Imagine Twitter without links
Anecdotal observation: Twitter users rely heavily on links. That’s why this Almight Link blog has had so many posts about social media.
Imagine Twitter without hyperlinks.
- “A plane just landed in the Hudson.” I snapped a shot of passengers on the wing. Unfortunately, I can’t share it with the world. I’m sure newspapers will be happy with the pictures the wires will shoot in a few minutes.
- “I agree with what Pogue said about Google Voice. What do you think?” I hope it doesn’t take you too long to find that August column. That would really kill this conversation.
- “I know a good auto shop that can help. No site, but I’ll email a link to the map.” I appreciate one-line emails. Don’t you?
- “Orange County #followfriday: @jonlan @MelAclaro and @RochelleVeturis” To follow: select one username and hit ctrl-C. Then go to your browser’s address bar, type “http://twitter.com/” and hit ctrl-P. Rinse. Repeat. Remember, this fictional Twitter can’t just add links to @mentions.
- “You have to check out that one Lego Star Wars video. You can watch it on YouTube.” Okay, now you go to YouTube and search. Wait a minute. That must be a mistake. There can’t really be that many Vader videos starring toy bricks.
- “@ksablan that is just plain wrong.” I’m confused. My last few tweets were just thank yous. It would be great if there was a link to the tweet to which you are responding.
- “Does Scoble, Brogan and Vaynerchuk just tweet all day?” No, but how would you know that? Even profiles lack links in this hypothetical Twitter.
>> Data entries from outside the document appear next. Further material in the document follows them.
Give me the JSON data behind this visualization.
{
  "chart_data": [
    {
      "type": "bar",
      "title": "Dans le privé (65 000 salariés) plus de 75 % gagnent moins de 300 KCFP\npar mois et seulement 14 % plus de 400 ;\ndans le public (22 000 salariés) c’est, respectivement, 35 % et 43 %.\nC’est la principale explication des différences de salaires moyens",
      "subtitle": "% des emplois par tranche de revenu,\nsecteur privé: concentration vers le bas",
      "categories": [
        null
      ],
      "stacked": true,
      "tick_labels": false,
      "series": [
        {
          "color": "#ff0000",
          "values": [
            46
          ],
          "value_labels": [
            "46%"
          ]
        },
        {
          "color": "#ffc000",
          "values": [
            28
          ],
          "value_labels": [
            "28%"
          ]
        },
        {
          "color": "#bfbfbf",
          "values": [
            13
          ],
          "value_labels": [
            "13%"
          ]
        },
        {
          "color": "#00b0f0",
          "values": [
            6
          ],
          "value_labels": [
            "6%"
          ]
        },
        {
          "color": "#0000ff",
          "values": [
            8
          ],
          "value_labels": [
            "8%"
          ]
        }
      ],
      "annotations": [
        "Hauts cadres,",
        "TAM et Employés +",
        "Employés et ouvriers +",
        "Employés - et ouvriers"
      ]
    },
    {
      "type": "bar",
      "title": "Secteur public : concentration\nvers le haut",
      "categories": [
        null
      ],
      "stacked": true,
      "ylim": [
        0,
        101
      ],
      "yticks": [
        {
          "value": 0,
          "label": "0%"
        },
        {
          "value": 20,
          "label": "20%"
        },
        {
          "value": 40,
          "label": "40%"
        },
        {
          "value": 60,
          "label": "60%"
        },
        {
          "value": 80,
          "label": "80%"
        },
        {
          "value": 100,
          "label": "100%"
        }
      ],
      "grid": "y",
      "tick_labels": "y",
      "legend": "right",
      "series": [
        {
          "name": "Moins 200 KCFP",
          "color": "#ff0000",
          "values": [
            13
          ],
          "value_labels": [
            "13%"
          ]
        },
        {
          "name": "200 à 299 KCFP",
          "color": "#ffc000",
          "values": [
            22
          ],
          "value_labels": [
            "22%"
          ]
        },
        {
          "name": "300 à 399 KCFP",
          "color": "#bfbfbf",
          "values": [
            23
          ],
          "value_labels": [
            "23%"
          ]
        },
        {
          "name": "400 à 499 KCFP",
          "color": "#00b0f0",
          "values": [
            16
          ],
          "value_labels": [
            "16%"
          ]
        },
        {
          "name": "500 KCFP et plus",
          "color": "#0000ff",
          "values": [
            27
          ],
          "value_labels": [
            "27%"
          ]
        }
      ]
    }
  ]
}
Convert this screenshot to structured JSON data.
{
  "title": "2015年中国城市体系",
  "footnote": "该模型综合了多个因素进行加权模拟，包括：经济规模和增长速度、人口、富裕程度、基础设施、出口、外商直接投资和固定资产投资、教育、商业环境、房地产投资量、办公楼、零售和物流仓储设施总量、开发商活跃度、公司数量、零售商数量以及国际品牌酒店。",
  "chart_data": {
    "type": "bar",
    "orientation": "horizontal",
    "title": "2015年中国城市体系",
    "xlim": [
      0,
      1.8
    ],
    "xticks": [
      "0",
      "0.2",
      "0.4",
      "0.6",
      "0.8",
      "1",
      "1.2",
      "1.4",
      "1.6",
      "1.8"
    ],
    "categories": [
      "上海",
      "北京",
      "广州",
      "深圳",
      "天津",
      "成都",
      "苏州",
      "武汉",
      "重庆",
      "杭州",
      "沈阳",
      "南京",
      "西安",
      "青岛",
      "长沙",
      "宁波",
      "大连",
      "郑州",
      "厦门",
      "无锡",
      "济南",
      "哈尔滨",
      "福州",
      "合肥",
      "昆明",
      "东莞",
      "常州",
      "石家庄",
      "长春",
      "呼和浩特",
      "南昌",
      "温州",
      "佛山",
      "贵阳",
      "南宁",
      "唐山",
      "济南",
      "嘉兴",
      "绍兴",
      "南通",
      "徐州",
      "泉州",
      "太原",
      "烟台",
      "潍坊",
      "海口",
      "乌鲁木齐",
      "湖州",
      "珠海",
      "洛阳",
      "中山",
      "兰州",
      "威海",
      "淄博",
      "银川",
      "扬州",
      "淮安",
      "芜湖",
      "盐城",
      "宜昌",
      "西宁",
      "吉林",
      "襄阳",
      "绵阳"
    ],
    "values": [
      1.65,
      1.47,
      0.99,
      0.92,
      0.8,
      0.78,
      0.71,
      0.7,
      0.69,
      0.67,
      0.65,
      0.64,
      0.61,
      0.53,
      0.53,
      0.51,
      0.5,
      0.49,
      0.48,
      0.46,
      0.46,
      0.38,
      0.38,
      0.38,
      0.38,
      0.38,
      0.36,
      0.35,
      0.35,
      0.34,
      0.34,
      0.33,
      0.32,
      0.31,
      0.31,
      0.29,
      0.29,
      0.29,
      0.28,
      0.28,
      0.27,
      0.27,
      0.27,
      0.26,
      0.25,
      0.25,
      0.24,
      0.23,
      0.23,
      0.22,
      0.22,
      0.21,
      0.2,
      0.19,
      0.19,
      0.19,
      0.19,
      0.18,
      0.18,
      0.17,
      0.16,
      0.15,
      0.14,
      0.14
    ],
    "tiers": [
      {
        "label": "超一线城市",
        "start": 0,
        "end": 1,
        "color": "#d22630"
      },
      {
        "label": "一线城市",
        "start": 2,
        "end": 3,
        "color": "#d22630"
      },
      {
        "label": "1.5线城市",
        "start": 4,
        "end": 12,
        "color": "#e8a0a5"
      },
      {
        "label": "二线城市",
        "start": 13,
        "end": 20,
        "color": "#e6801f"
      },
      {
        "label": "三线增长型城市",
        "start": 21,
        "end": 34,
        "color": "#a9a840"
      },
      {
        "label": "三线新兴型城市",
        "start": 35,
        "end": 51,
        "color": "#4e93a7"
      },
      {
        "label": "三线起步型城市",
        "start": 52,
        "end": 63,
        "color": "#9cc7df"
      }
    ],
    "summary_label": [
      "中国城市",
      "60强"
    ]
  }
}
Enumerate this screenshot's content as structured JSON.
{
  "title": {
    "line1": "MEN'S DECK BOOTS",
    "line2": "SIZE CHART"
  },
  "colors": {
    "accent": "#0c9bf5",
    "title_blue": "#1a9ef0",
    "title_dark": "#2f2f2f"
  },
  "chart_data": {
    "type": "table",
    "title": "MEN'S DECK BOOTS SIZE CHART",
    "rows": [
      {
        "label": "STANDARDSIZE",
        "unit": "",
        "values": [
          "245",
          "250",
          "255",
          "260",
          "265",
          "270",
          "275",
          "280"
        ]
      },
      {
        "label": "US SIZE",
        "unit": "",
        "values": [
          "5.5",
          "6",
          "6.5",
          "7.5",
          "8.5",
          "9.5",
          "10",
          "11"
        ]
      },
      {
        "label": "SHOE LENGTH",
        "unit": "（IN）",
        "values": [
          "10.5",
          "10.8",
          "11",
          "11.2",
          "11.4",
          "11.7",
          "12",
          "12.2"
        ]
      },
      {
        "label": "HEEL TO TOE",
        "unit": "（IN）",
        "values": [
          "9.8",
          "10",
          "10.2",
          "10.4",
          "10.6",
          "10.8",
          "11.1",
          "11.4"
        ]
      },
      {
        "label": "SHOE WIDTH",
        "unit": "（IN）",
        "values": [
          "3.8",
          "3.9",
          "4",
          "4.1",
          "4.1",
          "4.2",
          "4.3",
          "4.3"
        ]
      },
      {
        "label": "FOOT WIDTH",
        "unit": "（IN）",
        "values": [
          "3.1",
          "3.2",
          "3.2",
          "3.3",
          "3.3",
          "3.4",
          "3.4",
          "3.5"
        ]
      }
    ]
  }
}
Don’t get me wrong, those three agent of trust would crush it with their naked conversations, even without Twitter links.
- “Use TinyURL to shorten that long link.” Sorry, you won’t be able to track it to see if anyone clicked. Gosh, I wish there were other shorteners out there. Oh well.
Update (12/31/09): I’ve created a linked edition of the examples in this post.






December 30th, 2009 at 10:37 pm
I think this is what the anti-Twitter/newspaper/Old Media crowd think Twitter actually is. Twitter would be ridiculous and a complete waste of time without links. Non-users don't seem to get that it's not about talking about your lunch; it's about sharing and directing people to information. It's a taxi to where you actually want to go, that's all.